Hello all,
I have always used csv.read for my csv files but now after the new julia update , I have troubles with csv.read
it sometimes reads numbers as integers and sometime doesnot
how do I avoid this problem ?
thanks
Hello all,
I have always used csv.read for my csv files but now after the new julia update , I have troubles with csv.read
it sometimes reads numbers as integers and sometime doesnot
how do I avoid this problem ?
thanks
You can specify types for the columns
types = Dict(
:columnA => String,
:columnB => Float64
)
data = DataFrame(CSV.File("data.csv"; types))

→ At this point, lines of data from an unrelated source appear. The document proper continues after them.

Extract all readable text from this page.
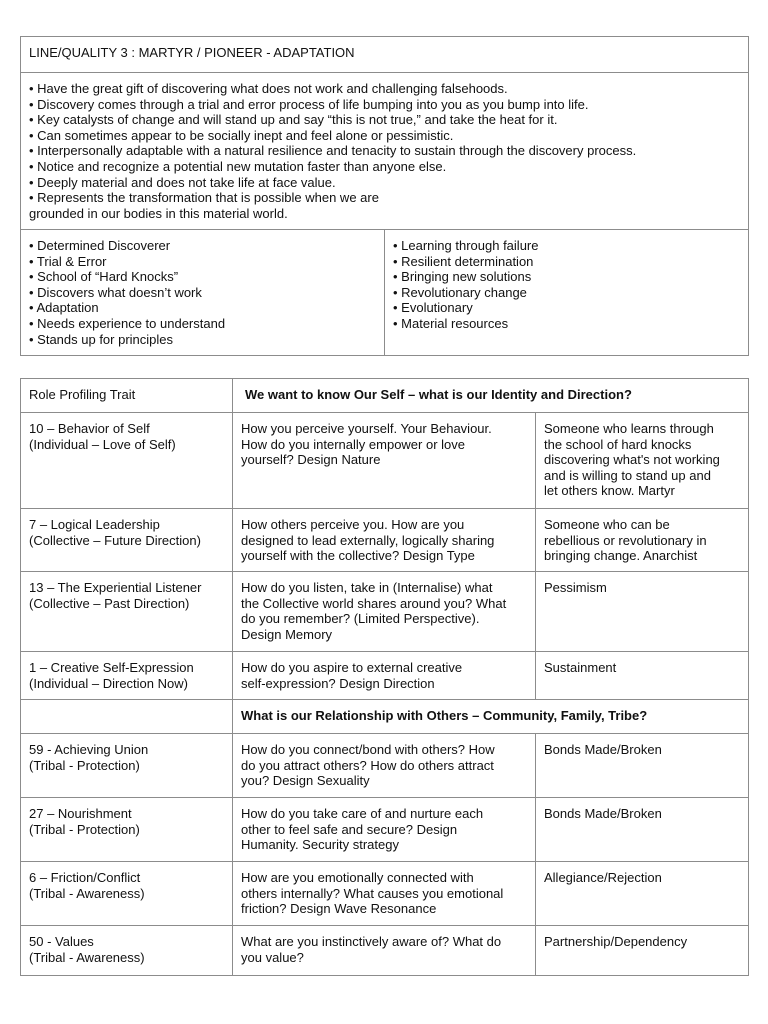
LINE/QUALITY 3 : MARTYR / PIONEER - ADAPTATION

• Have the great gift of discovering what does not work and challenging falsehoods.
• Discovery comes through a trial and error process of life bumping into you as you bump into life.
• Key catalysts of change and will stand up and say “this is not true,” and take the heat for it.
• Can sometimes appear to be socially inept and feel alone or pessimistic.
• Interpersonally adaptable with a natural resilience and tenacity to sustain through the discovery process.
• Notice and recognize a potential new mutation faster than anyone else.
• Deeply material and does not take life at face value.
• Represents the transformation that is possible when we are
grounded in our bodies in this material world.

• Determined Discoverer
• Trial & Error
• School of “Hard Knocks”
• Discovers what doesn’t work
• Adaptation
• Needs experience to understand
• Stands up for principles

• Learning through failure
• Resilient determination
• Bringing new solutions
• Revolutionary change
• Evolutionary
• Material resources
Role Profiling Trait	We want to know Our Self – what is our Identity and Direction?	

10 – Behavior of Self
(Individual – Love of Self)	How you perceive yourself. Your Behaviour.
How do you internally empower or love
yourself? Design Nature	Someone who learns through
the school of hard knocks
discovering what's not working
and is willing to stand up and
let others know. Martyr

7 – Logical Leadership
(Collective – Future Direction)	How others perceive you. How are you
designed to lead externally, logically sharing
yourself with the collective? Design Type	Someone who can be
rebellious or revolutionary in
bringing change. Anarchist

13 – The Experiential Listener
(Collective – Past Direction)	How do you listen, take in (Internalise) what
the Collective world shares around you? What
do you remember? (Limited Perspective).
Design Memory	Pessimism

1 – Creative Self-Expression
(Individual – Direction Now)	How do you aspire to external creative
self-expression? Design Direction	Sustainment

	What is our Relationship with Others – Community, Family, Tribe?	

59 - Achieving Union
(Tribal - Protection)	How do you connect/bond with others? How
do you attract others? How do others attract
you? Design Sexuality	Bonds Made/Broken

27 – Nourishment
(Tribal - Protection)	How do you take care of and nurture each
other to feel safe and secure? Design
Humanity. Security strategy	Bonds Made/Broken

6 – Friction/Conflict
(Tribal - Awareness)	How are you emotionally connected with
others internally? What causes you emotional
friction? Design Wave Resonance	Allegiance/Rejection

50 - Values
(Tribal - Awareness)	What are you instinctively aware of? What do
you value?	Partnership/Dependency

More info in the documentation:
https://csv.juliadata.org/stable/#Getting-Started
https://csv.juliadata.org/stable/#Providing-Types
it worked one time the this the error I got
Can you post an MWE of your error? The error message seems to suggest that you passed a keyword argument type_buses
which doesn’t exist.
type_buses= Dict(
:bus => Int16,
:type => String,
:bh => Float64,
:v => Float64,
:delta => Float64,
:pg => Float64,
:qg => Float64,
:pd => Float64,
:qd => Float64,
:pgmax => Float64,
:pgmin => Float64,
:qgmax => Float64,
:qgmin => Float64,
)
this is how I defined types_buses from my code and I also add it in the command of CSV.file
BUSES_DATAFRAME = DataFrame(CSV.File("D:/M A S T E R S S S S S S/chapter_4/imp/14bus/B14.csv"; type_buses))
types
is a keyword argument, not a positional argument, so you need to name it. Here’s a full MWE:
julia> using CSV, DataFrames
julia> df = DataFrame(rand(2, 3), :auto);
julia> CSV.write("out.csv", df);
julia> type_buses = Dict(:x1 => Float32, :x2 => String, :x3 => Float64);
julia> CSV.read("out.csv", DataFrame; types = type_buses)
2×3 DataFrame
Row │ x1 x2 x3
│ Float32 String Float64
─────┼──────────────────────────────────────────
1 │ 0.539608 0.050591523119873916 0.750995
2 │ 0.396338 0.48258399391743123 0.463351
Note that I write types = type_buses
to specify the kwarg. In the example above, things worked because the dictionary had the same name as the kwarg:
julia> types = type_buses;
julia> CSV.read("out.csv", DataFrame; types)
2×3 DataFrame
Row │ x1 x2 x3
│ Float32 String Float64
─────┼──────────────────────────────────────────
1 │ 0.539608 0.050591523119873916 0.750995
2 │ 0.396338 0.48258399391743123 0.463351
This fails if the name of the dict doesn’t match the kwarg name:
julia> CSV.read("out.csv", DataFrame; type_buses)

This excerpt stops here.